Le panel VMQ sera présenté lors du colloque de la Society for American Music.

https://www.american-music.org/page/MI2023GeneralInfo

« La Vie Musicale au Québec: Towards an Inclusive History of Musical Life in Quebec, 1919-1952 » 

This panel presents preliminary findings from an ongoing inter-university research project that has as its goal the writing of an inclusive history of musical life in Quebec in the first half of the 20th century. Our team has collected data on over 600 musical events that took place in Montreal during eight 24-hour periods between 1919-1952. Presenter 1 will give an overview of the project methodology and offer a conceptual framing for “musical life.” Presenters 2, 3 and 4 will present findings from three 24-hour periods from the 1920s.

« Rethinking Musical Life: From Concept to Methodology », Virginie Laliberté-Bouchard, University of Toronto :

This paper introduces the Vie Musicale au Québec project, gives an overview of the project methodology, and offers a theoretical framing for “musical life.” Our critical research methodology is anchored in an understanding of “musical life” as necessarily indissociable from the power systems it participates in and is articulated through, and implies a systematic and critical review of all accessible music-related events occurring within narrowly-defined time intervals. This approach has allowed us to move beyond the usual historiographical frameworks for the study of music in Quebec to offer a more inclusive and relevant account of musical life in the province. 

« December 6, 1921 : 24 hours of gendered musical life on a day to act on one’s rights », Vanessa Blais-Tremblay, Université du Québec à Montréal :

This paper takes Tuesday, December 6, 1921—the day the polls opened for the first federal election post-suffrage in Canada—as a case study on gendered musical life in Quebec. I present a virtual map detailing women’s participation in more than one hundred Montreal-based music-related “events” that can be attributed to this 24-hour period. After briefly comparing my 1921 findings to two other key dates in the history of women’s rights in Canada, I reflect on the limits of such an “extractivist” approach to the archive in the context of VMQ’s larger quest for inclusive historiography. 

« July 31, 1924: Illuminating encounters between musical and social worlds », Sandria P. Bouliane, Université Laval :

On July 31, 1924, a striking mix of artists came together at the Compo studios in Montréal. Among the musical talents on hand were Anglo-Canadians, French-Canadians, including a woman singer, and an orchestra of African-American musicians. Was this gathering typical for its time or an exception? This presentation surveys 75 musical events that we have documented for this 24-hour period and interrogates the role of music in enabling encounters between people and practices from different linguistic, ethnic, economic, and stylistic contexts. 

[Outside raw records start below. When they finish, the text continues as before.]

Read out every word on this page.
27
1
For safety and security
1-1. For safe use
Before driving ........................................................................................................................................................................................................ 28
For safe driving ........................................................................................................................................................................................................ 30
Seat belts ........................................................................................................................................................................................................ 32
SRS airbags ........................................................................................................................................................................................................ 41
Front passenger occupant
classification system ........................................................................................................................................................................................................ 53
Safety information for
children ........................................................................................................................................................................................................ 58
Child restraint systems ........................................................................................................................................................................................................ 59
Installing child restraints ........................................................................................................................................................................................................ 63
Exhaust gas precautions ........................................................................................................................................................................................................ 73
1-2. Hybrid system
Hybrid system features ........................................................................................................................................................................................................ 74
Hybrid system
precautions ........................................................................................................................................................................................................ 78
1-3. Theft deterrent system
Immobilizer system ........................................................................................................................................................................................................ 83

« July 1, 1928, or A Parade of Songs: Celebrating Quebec on Dominion Day », Laura Risk, University of Toronto Scarborough :

Saint-Jean-Baptiste is the national day of Quebec. In the 1920s, it was an occasion to reinforce a conservative vision of francophone Canada as an embattled nation struggling to retain its religion, language, and tradition while trapped in an unwanted union with anglophone Canada. In 1928, however, the Saint-Jean-Baptiste parade, featuring tableaux vivants of French-Canadian songs, was delayed by rain to Dominion Day: the national day of Canada. This paper uses this unexpected convergence to interrogate the use of traditional song as a metonym for French-Canadian national identity and then locates the parade within the musical effervescence of late-1920s Montreal.